GDPR requests to take thousands of hours a month, says survey

UK and European businesses expect to spend hundreds or thousands of hours a month dealing with customer queries about the upcoming European Union’s (EU’s) General Data Protection Regulation (GDPR).

Meanwhile, most organisations aren’t confident they know where all their data is stored and most aren’t aware of the fines, which can run into millions of euros, that non-compliance can bring.

Those are the findings of a survey – carried out by Populus for database remediation software maker Senzing – that questioned 1,015 companies in the UK, Germany, France, Spain and Italy.

It asked companies about their knowledge of where data is housed, actions being taken to prepare for GDPR, the impact in terms of fines and reputation of GDPR non-compliance, and their confidence the company can be respond to data enquiries in the specified time limits.

Under GDPR, which is set to come into force in May 2018, there will be greater rights for the individual to decide how their personally identifiable data is used by corporations.

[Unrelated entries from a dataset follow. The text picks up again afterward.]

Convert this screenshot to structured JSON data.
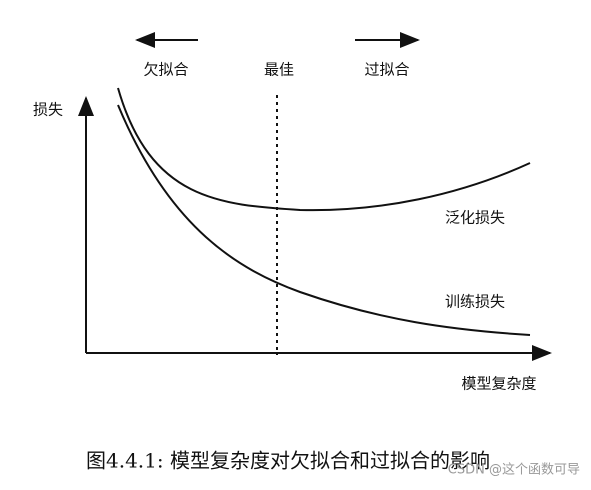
{
  "labels": {
    "underfit": "欠拟合",
    "optimal": "最佳",
    "overfit": "过拟合",
    "y_axis": "损失",
    "x_axis": "模型复杂度"
  },
  "curves": {
    "generalization": "泛化损失",
    "training": "训练损失"
  },
  "caption": "图4.4.1: 模型复杂度对欠拟合和过拟合的影响",
  "watermark": "CSDN @这个函数可导"
}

They will also have the right to request access to that data, with requests processed free of charge within 30 days.

Personally identifiable extends from name, and date of birth, for example, to a range of things retained by IT systems, including metadata, IP addresses, mobile IMEI numbers, SIM card IDs, cookies and biometric data.

Respondents said, on average, they expect to get 89 GDPR enquiries per month, for which they will need to search an average of 23 databases, with each search taking around five minutes.

According to the averages across all companies polled for the survey, the total time spent looking for data per month will be around 172 hours, which is more than eight hours of searches per working day or one employee dedicated solely to dealing with GDPR enquiries.

Large enterprises expect to get an average 246 GDPR enquiries per month, for which they will need to search 43 databases (seven minutes per search). They will spend more than 1,259 hours on this, which equates to nearly 60 hours of searches per working day or 7.5 employees dedicated solely to GDPR enquiries.

The survey found a significant proportion of businesses say they are not confident about where data is housed or that they cannot account for all their databases.

More than 1 in 10 (12%) companies say they are not confident they know where all their data is stored, and under half (47%) are “very confident”. Meanwhile, 15% of businesses are not confident they have accounted for all databases that contain personal/customer data, with only a third (35%) stating they are “very confident”.

Although 44% of companies say they are concerned about their ability to be GDPR compliant – which rises to 60% in the case of large companies – many businesses demonstrate a lack of awareness about GDPR and have overconfidence that they will not be affected.

More than a third of companies (35%) are aware of the potential fines for non-compliance, which in the worst cases can be €20 million or 4% of global annual turnover. Meanwhile, 30% said financial penalties will have no impact at all, and 15% say they “don’t know” about the impact of financial fines.

A divide between small to medium-sized enterprises (SMEs) and large organisations is evident in planning for GDPR.

Just more than a quarter (27%) of SMEs and half (50%) of micro businesses say their current set up is optimum and they do not need to make any changes to their operations, compared with just 16% of large companies.

On average, 38% of companies do not intend to take any preparatory action. However, 39% plan to overhaul their IT/customer data systems, and a further 15% intend to hire data analysts to collect data. Again, larger companies are more proactive, with two-thirds (64%) planning to overhaul their IT and a third (33%) looking to hire analysts.